Do you think that a dwarf puffer and bettas would be alright together or do you think that they would rip each other to shreds.
Any advice would be help full

cheers

Yann


----------



## coralbandit (Jul 29, 2012)

I think you picked two fish that generally do best in species only or individual tanks.Combing the two IMO would seem like mortal kombat(literally).


----------



## hotwingz (Mar 3, 2013)

I can't say they would kill each other. But their tank needs are so far apart. I would pick one or the other.


----------



## Yannick (Apr 26, 2013)

Do you think that they will be alright in a large tank were they can get away from each other


----------



## majerah1 (Oct 29, 2010)

They are both way too aggressive to be housed together.


----------



## coralbandit (Jul 29, 2012)

Like Hotwingz said they are so far on opposite ends of requirements(one wanting brackish{super high pH},and the other prefer neutral pH) that they (even if they could get along,I don't think they could either) just don't belong in the same tank with the same water.


----------



## Yannick (Apr 26, 2013)

Ok thank wil live it then cheers


----------



## coralbandit (Jul 29, 2012)

Keep asking! Better safe,and not wasting money for a hard lesson,then sorry.


----------



## dirtydutch4x (Jun 16, 2009)

dwarf puffers are true fresh water, I kept and bred my own for 2 years. I agree that they will most likely not mix, I had success but my betta's, at the risk of being hammered here, were raised from fry and kept in community tanks, with both male and female, but I attribute that to the fact that fish can have different dispositions as mine were raised socialized. I would not risk a betta that is used to being kept in a cup at an LFS in a community and for sure not with the DP's.


----------



## coralbandit (Jul 29, 2012)

dirtydutch4x said:


> dwarf puffers are true fresh water, I kept and bred my own for 2 years. I agree that they will most likely not mix, I had success but my betta's, at the risk of being hammered here, were raised from fry and kept in community tanks, with both male and female, but I attribute that to the fact that fish can have different dispositions as mine were raised socialized. I would not risk a betta that is used to being kept in a cup at an LFS in a community and for sure not with the DP's.

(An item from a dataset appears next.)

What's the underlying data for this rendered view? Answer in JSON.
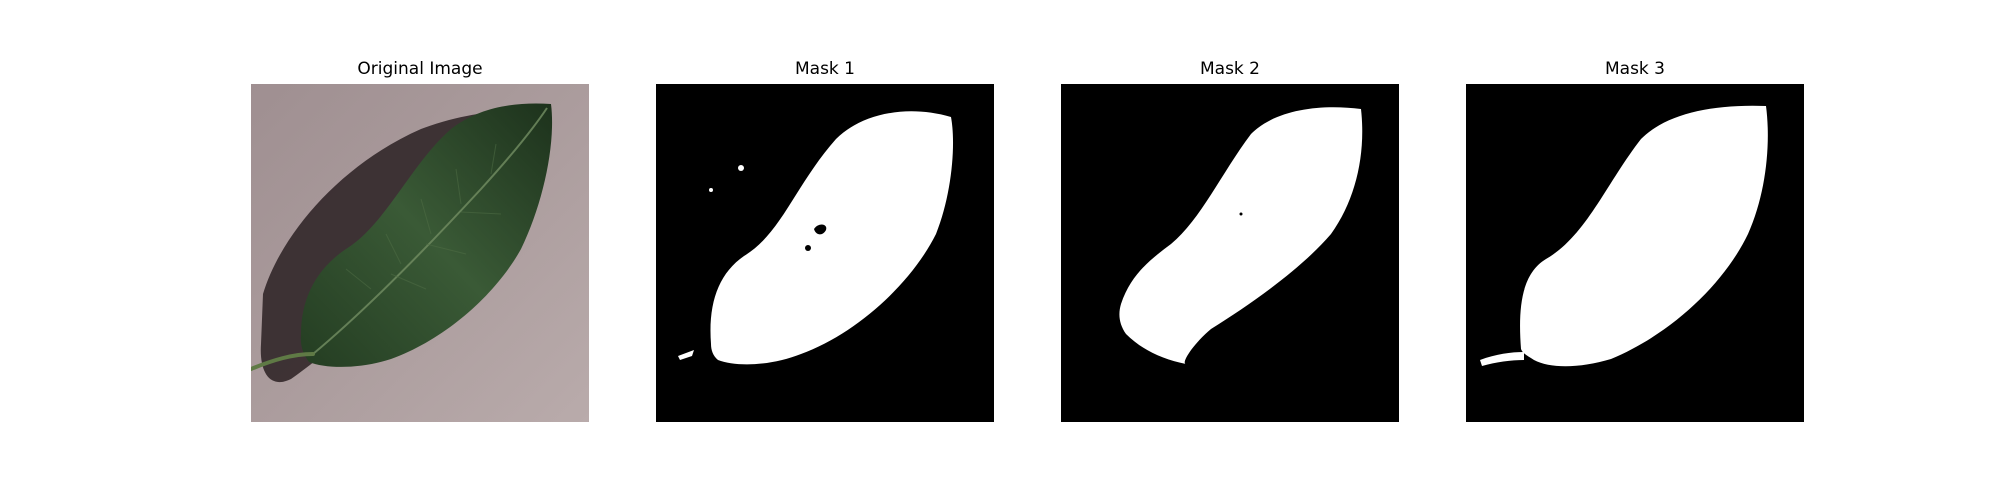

Are all dwarfs fresh water or only certain species?I'll have to yield and admitt that I thought most prefer brackish.


----------



## Yannick (Apr 26, 2013)

Hi

Do you think they would be alright ina fancy goldfish tank 
( at 28 0c, 80 f)

cheers

yann


----------



## Kehy (Apr 19, 2011)

Well your fancy goldfish probably would appreciate a somewhat cooler tank, they're a temperate water fish. They'll likely be happier on the cooler end of 65-80 F. As for personalities, goldfish will eat whatever fits in their mouths, and puffers will _make _whatever fit in _their_ mouths. I wouldn't call them compatible.


----------



## dirtydutch4x (Jun 16, 2009)

I think there a few species that are freshwater but I am 100% sure of the dwarf puffers(pea puffer). goldfish would surely eat them.


----------